I have a few hundred GPS data points (saved in an ArcGIS Pro 2.9 file geodatabase) that logged simultaneously with different speeds. I am looking to write a Python script that will compare each row's DateTime field, and if they are identical, update the first occurrence with the lowest speed (int field) logged.
INPUT:
|OID| DateTime |Speed|
| 1 | 12/11/2021 16:41:21 | 14 |
| 2 | 12/11/2021 16:41:21 | 12 |
| 3 | 12/11/2021 16:41:32 | 20 |
| 4 | 12/11/2021 16:41:32 | 25 |
TARGET:
|OID| Time |Speed|
| 1 | 12/11/2021 16:41:21 | 12 |
| 2 | 12/11/2021 16:41:32 | 20 |
Below is the code I used to delete exact duplicates:
check_fields = ['OBJECTID', 'SpeedDate' # concatenated speed and date fields]
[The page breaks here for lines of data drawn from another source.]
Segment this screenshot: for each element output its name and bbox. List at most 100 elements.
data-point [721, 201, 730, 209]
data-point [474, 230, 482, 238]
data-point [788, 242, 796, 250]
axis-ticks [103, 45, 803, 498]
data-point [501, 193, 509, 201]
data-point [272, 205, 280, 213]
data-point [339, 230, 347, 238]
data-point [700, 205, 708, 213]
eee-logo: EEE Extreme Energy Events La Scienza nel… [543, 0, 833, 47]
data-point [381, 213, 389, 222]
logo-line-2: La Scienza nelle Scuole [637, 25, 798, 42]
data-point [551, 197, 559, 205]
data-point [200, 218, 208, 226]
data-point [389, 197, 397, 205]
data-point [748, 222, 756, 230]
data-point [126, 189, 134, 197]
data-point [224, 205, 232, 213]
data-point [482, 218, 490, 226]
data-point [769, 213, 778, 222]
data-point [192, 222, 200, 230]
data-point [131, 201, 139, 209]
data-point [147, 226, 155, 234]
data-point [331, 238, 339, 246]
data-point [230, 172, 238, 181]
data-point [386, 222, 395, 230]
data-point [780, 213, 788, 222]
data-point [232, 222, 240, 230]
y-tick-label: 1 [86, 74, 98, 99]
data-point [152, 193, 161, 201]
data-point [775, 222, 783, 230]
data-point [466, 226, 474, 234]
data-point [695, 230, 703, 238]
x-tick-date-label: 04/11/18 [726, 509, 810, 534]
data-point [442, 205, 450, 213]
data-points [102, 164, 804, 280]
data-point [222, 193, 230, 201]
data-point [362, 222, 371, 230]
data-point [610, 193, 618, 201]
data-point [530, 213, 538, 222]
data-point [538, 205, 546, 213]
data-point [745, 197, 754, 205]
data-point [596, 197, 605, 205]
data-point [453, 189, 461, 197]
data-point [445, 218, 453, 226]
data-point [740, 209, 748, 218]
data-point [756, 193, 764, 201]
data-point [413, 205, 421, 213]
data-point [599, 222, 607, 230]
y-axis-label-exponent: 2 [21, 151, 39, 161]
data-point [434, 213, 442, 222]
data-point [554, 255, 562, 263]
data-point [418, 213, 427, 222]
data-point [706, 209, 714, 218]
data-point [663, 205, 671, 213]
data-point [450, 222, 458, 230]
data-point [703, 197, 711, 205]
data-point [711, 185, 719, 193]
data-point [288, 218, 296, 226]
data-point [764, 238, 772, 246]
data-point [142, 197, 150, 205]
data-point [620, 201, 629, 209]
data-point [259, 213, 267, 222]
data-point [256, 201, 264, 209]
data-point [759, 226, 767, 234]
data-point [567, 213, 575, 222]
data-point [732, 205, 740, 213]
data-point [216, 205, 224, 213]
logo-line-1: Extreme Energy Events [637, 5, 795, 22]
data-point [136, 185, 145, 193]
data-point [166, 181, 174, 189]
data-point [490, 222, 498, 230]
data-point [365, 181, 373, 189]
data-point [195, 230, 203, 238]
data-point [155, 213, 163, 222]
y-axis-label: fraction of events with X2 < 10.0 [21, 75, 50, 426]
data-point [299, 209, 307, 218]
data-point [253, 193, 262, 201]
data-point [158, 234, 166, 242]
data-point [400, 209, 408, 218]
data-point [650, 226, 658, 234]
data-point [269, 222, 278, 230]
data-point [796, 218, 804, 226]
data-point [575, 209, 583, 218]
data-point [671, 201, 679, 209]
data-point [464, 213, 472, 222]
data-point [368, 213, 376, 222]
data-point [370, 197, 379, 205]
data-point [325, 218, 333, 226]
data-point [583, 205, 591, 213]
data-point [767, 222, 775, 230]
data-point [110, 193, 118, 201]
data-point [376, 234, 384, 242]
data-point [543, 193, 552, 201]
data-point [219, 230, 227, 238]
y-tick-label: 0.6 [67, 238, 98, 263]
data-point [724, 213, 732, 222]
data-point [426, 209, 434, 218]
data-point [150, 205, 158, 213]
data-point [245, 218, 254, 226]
found_values = defaultdict(set)
with arcpy.da.UpdateCursor(input_dataset, check_fields) as cursor:
for row in cursor:
for i, column in enumerate(check_fields):
if row[i] in found_values[column]:
cursor.deleteRow()
break
else:
for column, value in zip(check_fields, row):
found_values[column].add(value)
I'm pretty new to using UpdateCursor and ArcPy in general. I assume the first part of this code will still be useful in creating a set of unique values.
How do I go about assigning the first occurrence a value based on a second row comparison?
Best Answer
Create a list of tuples using da.SearchCursor. Sort the list by date and speed, so the lowest speed for each date comes last. Create a dictionary of datetime:lowest speed. Create a dictionary of OID:lowest speed, update.